What?

The Public Accounts Committee has criticised HM Revenue & Customs for its “unacceptably slow” action against tax avoiders.

Here we go again. Tax avoidance is legal, therefore there should be no need for the HMRC to take action. Tax evasion on the other hand is illegal, so the HMRC should take action. Tax avoidance is merely managing one’s financial affairs in order to minimise one’s exposure to the thieving hand of the state. It is not only legal, it is a moral duty and I damned well intend to carry on being as aggressive in my avoidance as I possibly can. Every penny I keep out of the grasping, greedy hands of these charlatans is a penny not wasted on insane, illiberal surveillance and social control schemes (yes, nudge, I’m looking at you), quangos, fake charities, foreign aid and  unnecessary government departments.

Margaret Hodge, chair of the committee, said the inaction was putting tax revenues at risk: “HMRC must do more, faster.”

Hypocrisy; thy name is Margaret Hodge…

3 Comments

  1. I am avoiding tax using the most widespread scheme. I am working very little (and none of it in Britain) to avoid earning money that would mostly be taken from me by the state. I am running down my capital to avoid leaving 40% of it to the state. I choose to live on 1/8th of what I used to earn when working abroad because the tax take here is unacceptably high so I would mostly be working for my enemies and I no longer need to do that.
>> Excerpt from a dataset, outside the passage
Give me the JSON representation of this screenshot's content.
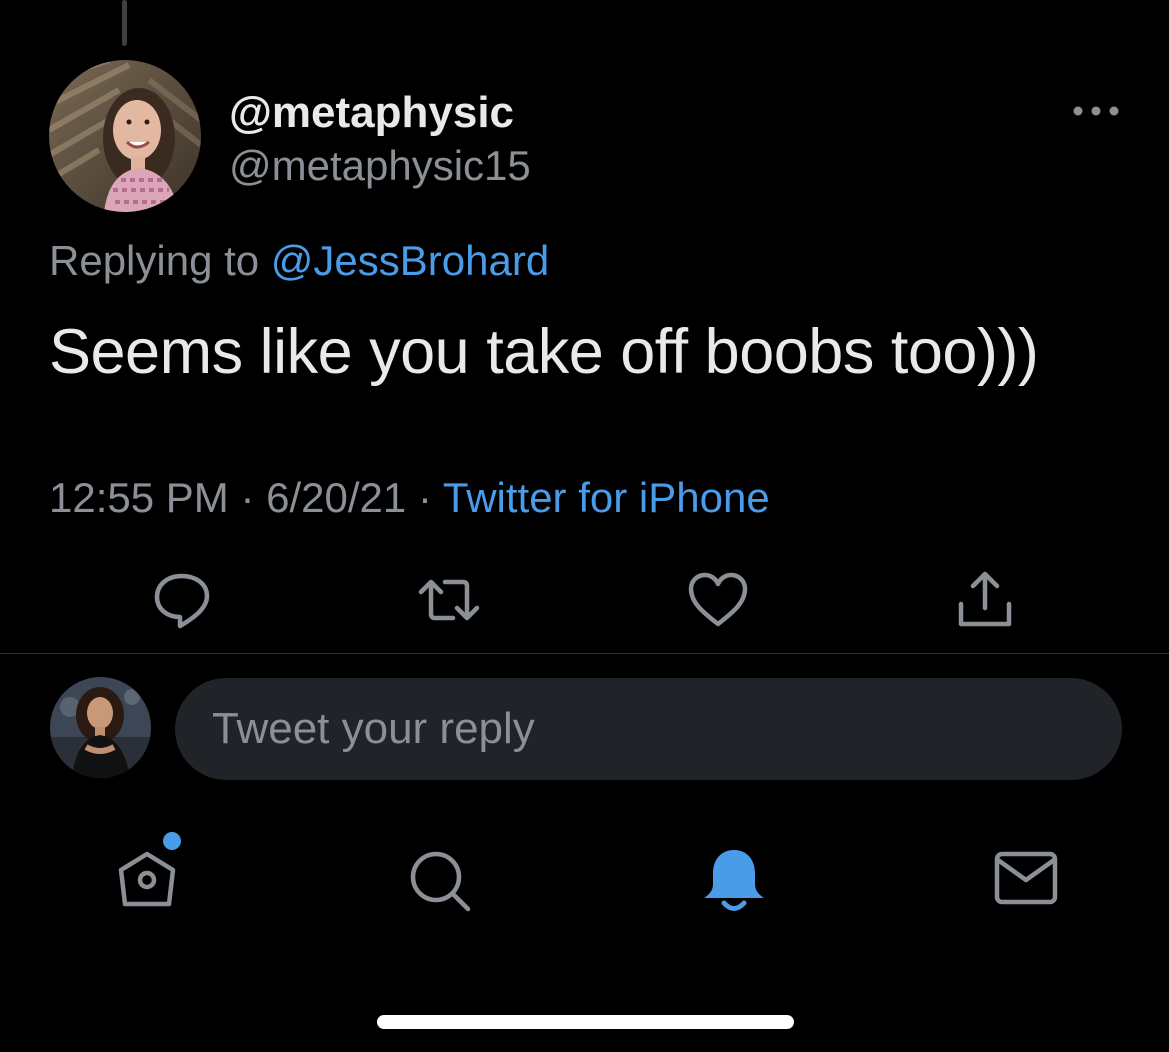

I no longer provide as much Keynesian stimulus and I no longer create wealth or – incidentally – jobs. Given the employment laws here, I want an employee about as much as I want a less metaphorical headache. Even so the parasitocracy still takes money from me in Council Tax, fuel tax and VAT etc as well as income tax on the modest amounts I choose to earn to keep my mind active or help old friends. The only action HMRC could take against this tax avoidance scheme would be to upgrade the time share slavery they usually impose to the full on chained and whipped variety. Since they are by definition too stupid to understand any work I might choose to do and any work they might force on me would probably earn less than my minimal current efforts, they would make amusingly incompetent slave drivers. And yet the state’s minions never stop criticising the businesses that create the wealth they live on because – clearly – they know so much better how to run them. In fairness I suppose that in a sense their “business” produces an infinite return on capital as any attempt to calculate it produces a divide by zero error. So they probably don’t grasp the more modest returns on honest toil.

    • My approach is similar in that I keep my profits low – well below the 40% threshold. I still have to earn a living, so accept that there will be a hit, but spend as much as I can on the business to avoid paying tax on it.
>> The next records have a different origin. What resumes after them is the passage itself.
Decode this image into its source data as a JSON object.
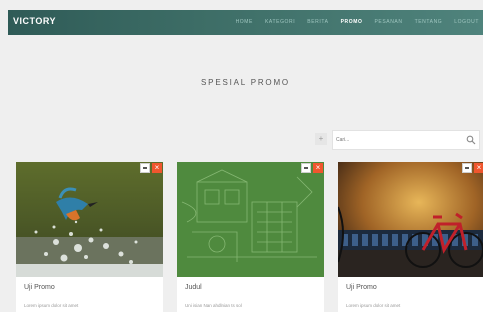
{
  "navbar": {
    "brand": "VICTORY",
    "items": [
      {
        "label": "HOME",
        "active": false
      },
      {
        "label": "KATEGORI",
        "active": false
      },
      {
        "label": "BERITA",
        "active": false
      },
      {
        "label": "PROMO",
        "active": true
      },
      {
        "label": "PESANAN",
        "active": false
      },
      {
        "label": "TENTANG",
        "active": false
      },
      {
        "label": "LOGOUT",
        "active": false
      }
    ]
  },
  "hero": {
    "title": "SPESIAL PROMO"
  },
  "toolbar": {
    "add_label": "+",
    "search_placeholder": "Cari...",
    "search_icon": "search-icon"
  },
  "cards": [
    {
      "title": "Uji Promo",
      "desc": "Lorem ipsum dolor sit amet",
      "image": "kingfisher-photo"
    },
    {
      "title": "Judul",
      "desc": "Uni isian Nan ahdlnian ts sol",
      "image": "green-sketch-photo"
    },
    {
      "title": "Uji Promo",
      "desc": "Lorem ipsum dolor sit amet",
      "image": "red-bicycle-photo"
    }
  ],
  "colors": {
    "navbar": "#3d6d66",
    "close_button": "#f0562e",
    "background": "#efefef"
  }
}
      • We are not alone in this. A relative of mine closed his business laying off 40 staff because he and his partner of decades decided that the risks were theirs but the profits mostly the state’s. And lots of my older friends of proper retirement age would be wealth-generating yet if they could leave it to their children not to the parasitocracy. It’s nuts to punish economic production and reward idleness but what else can we expect from a political class as divorced from reality as ours? Their idleness, after all, is very profitable indeed – to them.